The notes in the transcript report the same approach: 90% CI gives a margin around 0.011 (i.e., ±0.011).
95% confidence interval (for df = 4):
t_{4,0.975} ≈ 2.776
ME ≈ 2.776 × 0.005367 ≈ 0.0149
CI ≈ [0.674 − 0.0149, 0.674 + 0.0149] ≈ [0.6591, 0.6890].
99% confidence interval (for df = 4):
t_{4,0.995} ≈ 4.601
ME ≈ 4.601 × 0.005367 ≈ 0.0247
CI ≈ [0.674 − 0.0247, 0.674 + 0.0247] ≈ [0.6493, 0.6987].
How confidence level affects the interval (intuitive summary)
Higher confidence level → wider interval (larger margin of error).
Lower confidence level → narrower interval (smaller margin of error).
If you want 50% confidence, the interval would be smaller than for 90% CI; at 100% confidence, the interval would theoretically extend from −∞ to +∞.
The general practice in many applied fields is to use 95% as the “gold standard.”
Graphical interpretation (conceptual)
Center of the interval is the sample mean, 0.674 in this example.
The interval expands/contracts symmetrically around 0.674 as the confidence level changes:
50% around 0.674 would be relatively narrow.
95% around 0.674 would be wider than 90% but not as wide as 99%.
99% would be even wider, capturing more potential μ values.
A 100% confidence interval would require extending to infinity on one or both sides, which is not possible with finite data.
Why confidence intervals are important in practice
They quantify uncertainty and make it possible to communicate how close the sample statistic is to the true value with a stated level of confidence.
The phrase “the gold standard is 95%” reflects a balance between precision and reliability.
In real-world settings, we can never claim absolute certainty about μ from a finite sample; CI communicates the degree of certainty.
Practical implications and applications
Using confidence intervals to compare a new experiment to a known value:
If the known value lies within the CI, the result is not contradicted at that confidence level.
Comparing two datasets:
If two independent samples each have CIs, overlap between CIs can give a rough sense of agreement, though formal tests (e.g., two-sample t-test) are more precise.
Comparing two methods (e.g., gravimetric analysis vs. ion chromatography):
Use CIs to assess whether the two methods agree within a stated confidence level.
The transcript emphasizes: confidence intervals help remove subjective claims by providing an objective, probabilistic interval around the measured mean.
Foundational connections:
T-test and confidence intervals build on the idea of sampling distributions and estimation under uncertainty.
They link experimental results to known standards and to alternatives, enabling quantitative comparisons.

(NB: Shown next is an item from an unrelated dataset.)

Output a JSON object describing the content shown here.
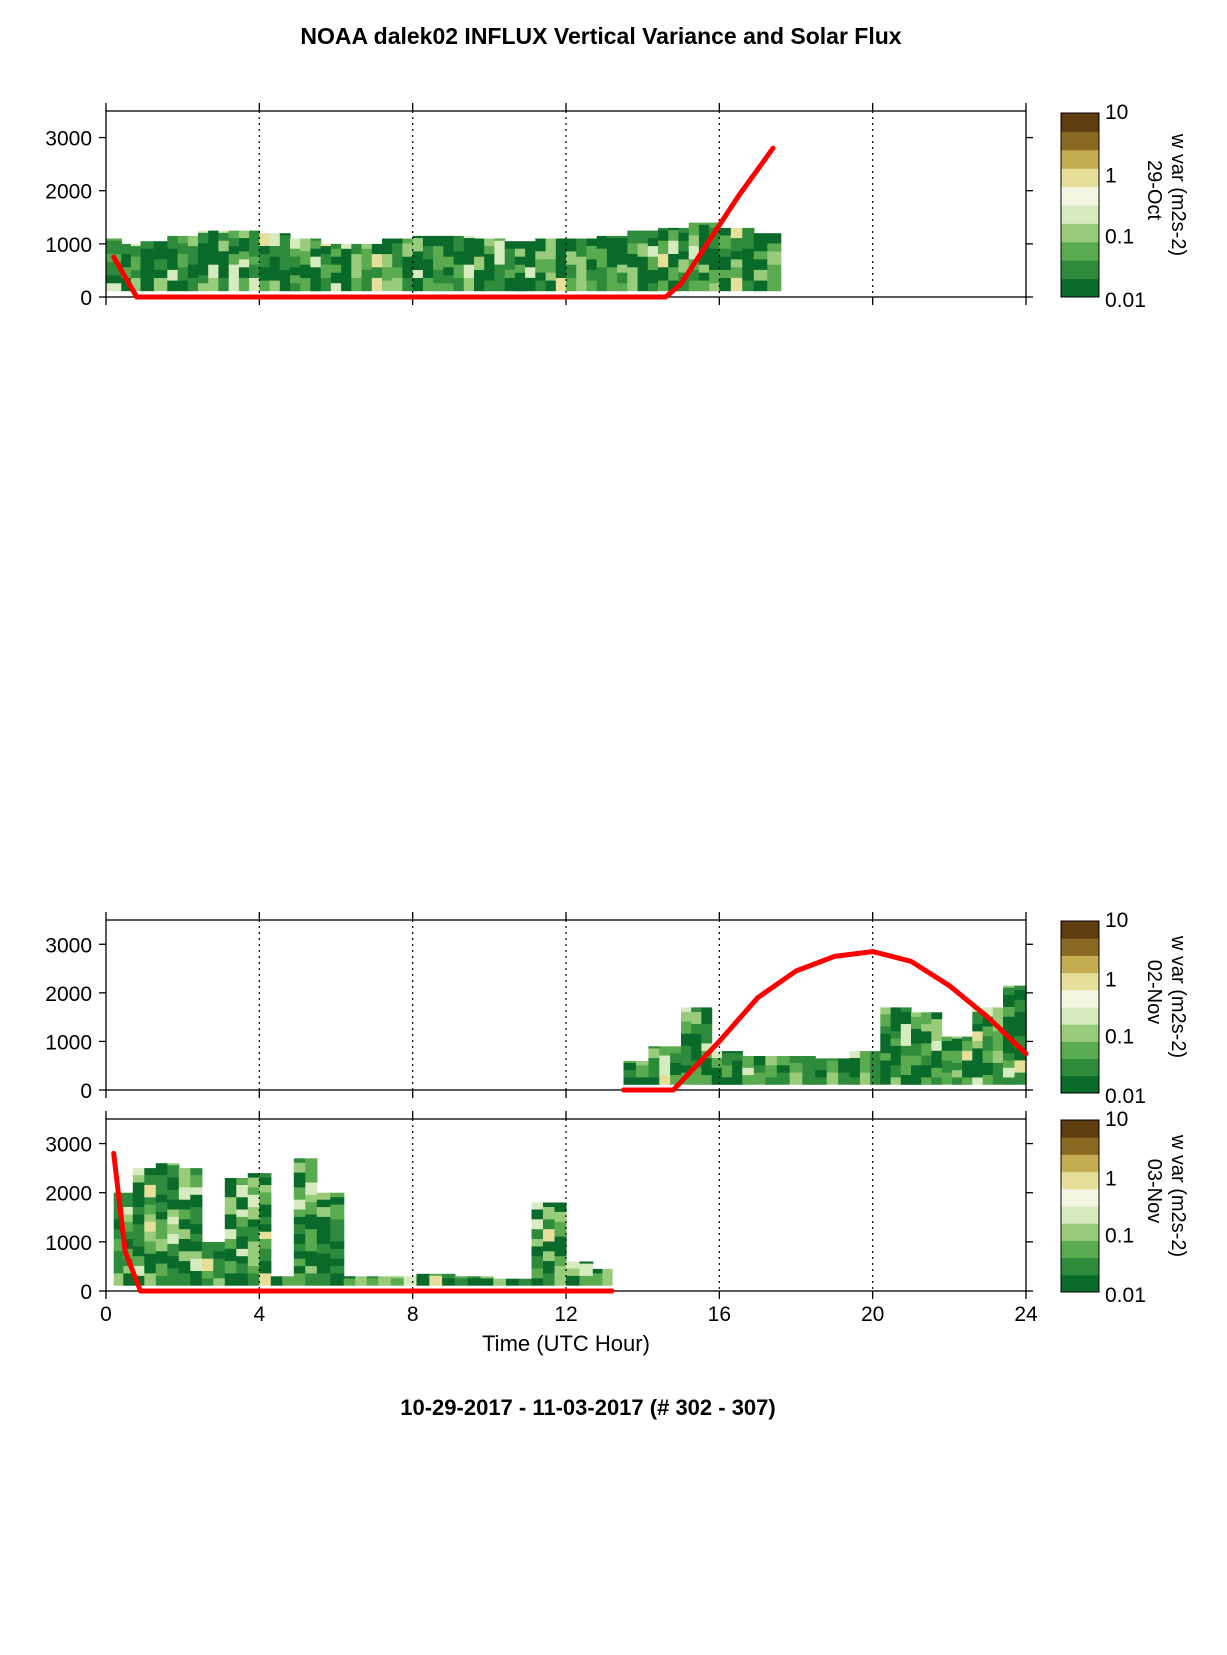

Notable cautions and practical notes
Degrees of freedom (df) for the t-interval are df = n − 1 because the sample standard deviation s is estimated from the data.
As n increases, SE = s/√n decreases, narrowing the interval for a fixed confidence level.

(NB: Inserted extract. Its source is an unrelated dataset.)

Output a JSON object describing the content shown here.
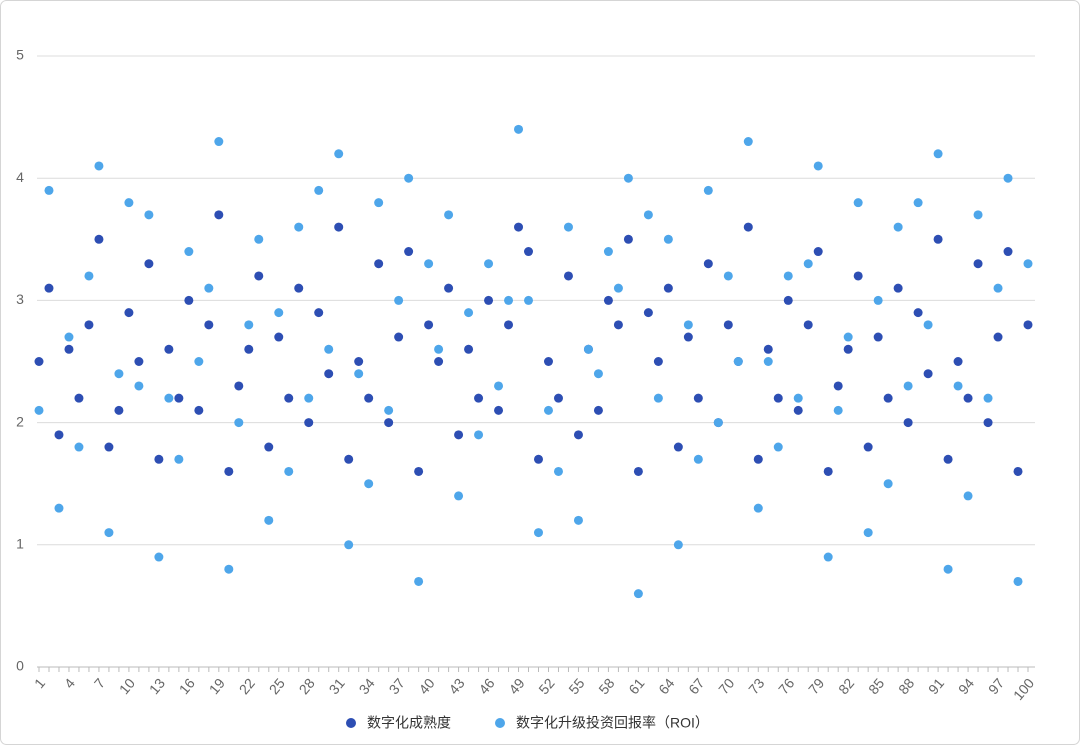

A smaller s (less variability) also tightens the interval for a fixed n and confidence level.
The t-distribution is used instead of the normal distribution when σ (the population standard deviation) is unknown and the sample size is relatively small.
The 95% confidence interval is a conventional standard in many scientific contexts; it reflects an acceptable balance between precision and confidence.
Summary of key takeaways
The t-test framework provides a way to express uncertainty in the population mean via confidence intervals:
CI for μ: \bar{x} \pm t_{\mathrm{df},1-\alpha/2} \frac{s}{\sqrt{n}} \quad (df = n-1)

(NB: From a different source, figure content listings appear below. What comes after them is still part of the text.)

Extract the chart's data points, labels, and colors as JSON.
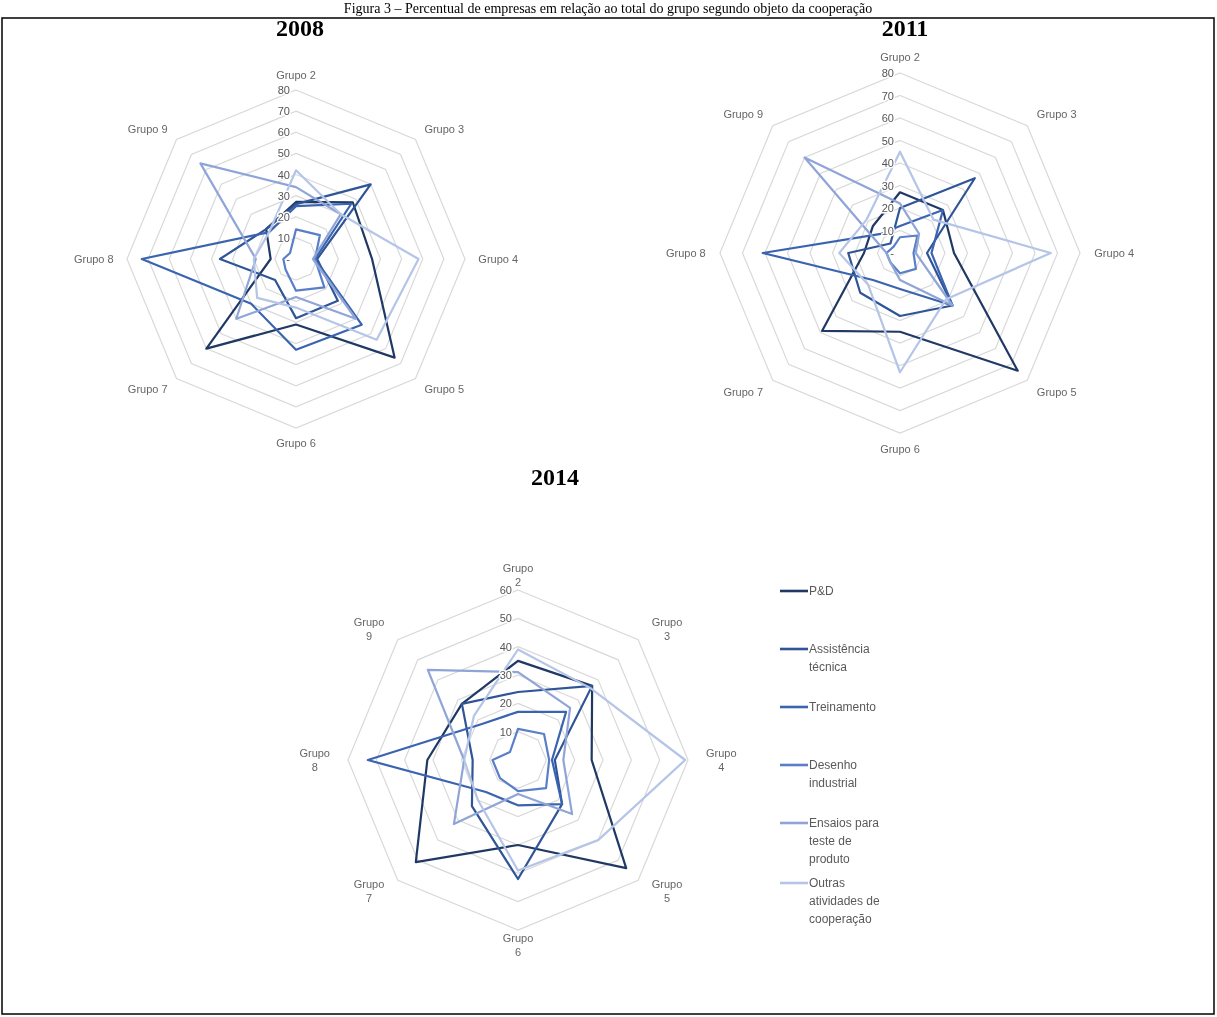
{
  "chart_data": [
    {
      "type": "radar",
      "title": "2008",
      "annotations": [
        "Figura 3 – Percentual de empresas em relação ao total do grupo segundo objeto da cooperação"
      ],
      "categories": [
        "Grupo 2",
        "Grupo 3",
        "Grupo 4",
        "Grupo 5",
        "Grupo 6",
        "Grupo 7",
        "Grupo 8",
        "Grupo 9"
      ],
      "ylim": [
        0,
        80
      ],
      "yticks": [
        {
          "value": 0,
          "label": "-"
        },
        10,
        20,
        30,
        40,
        50,
        60,
        70,
        80
      ],
      "grid": true,
      "legend": false,
      "series": [
        {
          "color": "#203864",
          "values": [
            27,
            38,
            36,
            66,
            31,
            60,
            12,
            20
          ]
        },
        {
          "color": "#2f5597",
          "values": [
            26,
            50,
            10,
            28,
            28,
            14,
            36,
            20
          ]
        },
        {
          "color": "#3a64b0",
          "values": [
            25,
            37,
            9,
            44,
            43,
            30,
            73,
            18
          ]
        },
        {
          "color": "#5a7fc8",
          "values": [
            14,
            16,
            9,
            19,
            15,
            7,
            6,
            4
          ]
        },
        {
          "color": "#8fa5d8",
          "values": [
            34,
            30,
            8,
            40,
            18,
            40,
            19,
            64
          ]
        },
        {
          "color": "#b4c5e7",
          "values": [
            42,
            30,
            58,
            54,
            23,
            26,
            20,
            18
          ]
        }
      ]
    },
    {
      "type": "radar",
      "title": "2011",
      "categories": [
        "Grupo 2",
        "Grupo 3",
        "Grupo 4",
        "Grupo 5",
        "Grupo 6",
        "Grupo 7",
        "Grupo 8",
        "Grupo 9"
      ],
      "ylim": [
        0,
        80
      ],
      "yticks": [
        {
          "value": 0,
          "label": "-"
        },
        10,
        20,
        30,
        40,
        50,
        60,
        70,
        80
      ],
      "grid": true,
      "legend": false,
      "series": [
        {
          "color": "#203864",
          "values": [
            27,
            27,
            24,
            74,
            35,
            49,
            16,
            17
          ]
        },
        {
          "color": "#2f5597",
          "values": [
            20,
            47,
            12,
            33,
            28,
            25,
            23,
            6
          ]
        },
        {
          "color": "#3a64b0",
          "values": [
            12,
            27,
            14,
            33,
            16,
            17,
            61,
            12
          ]
        },
        {
          "color": "#5a7fc8",
          "values": [
            7,
            11,
            6,
            10,
            9,
            6,
            6,
            4
          ]
        },
        {
          "color": "#8fa5d8",
          "values": [
            22,
            12,
            7,
            33,
            12,
            6,
            6,
            60
          ]
        },
        {
          "color": "#b4c5e7",
          "values": [
            45,
            21,
            67,
            29,
            53,
            20,
            27,
            21
          ]
        }
      ]
    },
    {
      "type": "radar",
      "title": "2014",
      "categories": [
        "Grupo 2",
        "Grupo 3",
        "Grupo 4",
        "Grupo 5",
        "Grupo 6",
        "Grupo 7",
        "Grupo 8",
        "Grupo 9"
      ],
      "ylim": [
        0,
        60
      ],
      "yticks": [
        10,
        20,
        30,
        40,
        50,
        60
      ],
      "grid": true,
      "legend": "right",
      "series": [
        {
          "name": "P&D",
          "color": "#203864",
          "values": [
            35,
            37,
            26,
            54,
            30,
            51,
            32,
            28
          ]
        },
        {
          "name": "Assistência técnica",
          "color": "#2f5597",
          "values": [
            24,
            37,
            13,
            22,
            42,
            23,
            16,
            28
          ]
        },
        {
          "name": "Treinamento",
          "color": "#3a64b0",
          "values": [
            17,
            24,
            12,
            22,
            16,
            16,
            53,
            18
          ]
        },
        {
          "name": "Desenho industrial",
          "color": "#5a7fc8",
          "values": [
            11,
            13,
            11,
            14,
            11,
            9,
            9,
            4
          ]
        },
        {
          "name": "Ensaios para teste de produto",
          "color": "#8fa5d8",
          "values": [
            31,
            26,
            16,
            27,
            12,
            32,
            19,
            45
          ]
        },
        {
          "name": "Outras atividades de cooperação",
          "color": "#b4c5e7",
          "values": [
            39,
            36,
            59,
            40,
            39,
            20,
            19,
            22
          ]
        }
      ]
    }
  ]
}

Example with n = 5, x̄ = 0.674, s = 0.012:
90% CI: [0.6626, 0.6854] (approx., using $t_{4,0.95}=2.132$)
95% CI: [0.6591, 0.6890] (approx., using $t_{4,0.975}=2.776$)
99% CI: [0.6493, 0.6987] (approx., using $t_{4,0.995}=4.601$)
Increasing confidence level widens the interval; decreasing it narrows the interval.
The “gold standard” 95% CI is widely used to remove subjectivity and standardize interpretation.
Confidence intervals enable practical comparisons across experiments, datasets, and measurement methods.
Always report the sample size, sample mean, sample standard deviation, and the appropriate t-value (with df = n − 1) when presenting CIs.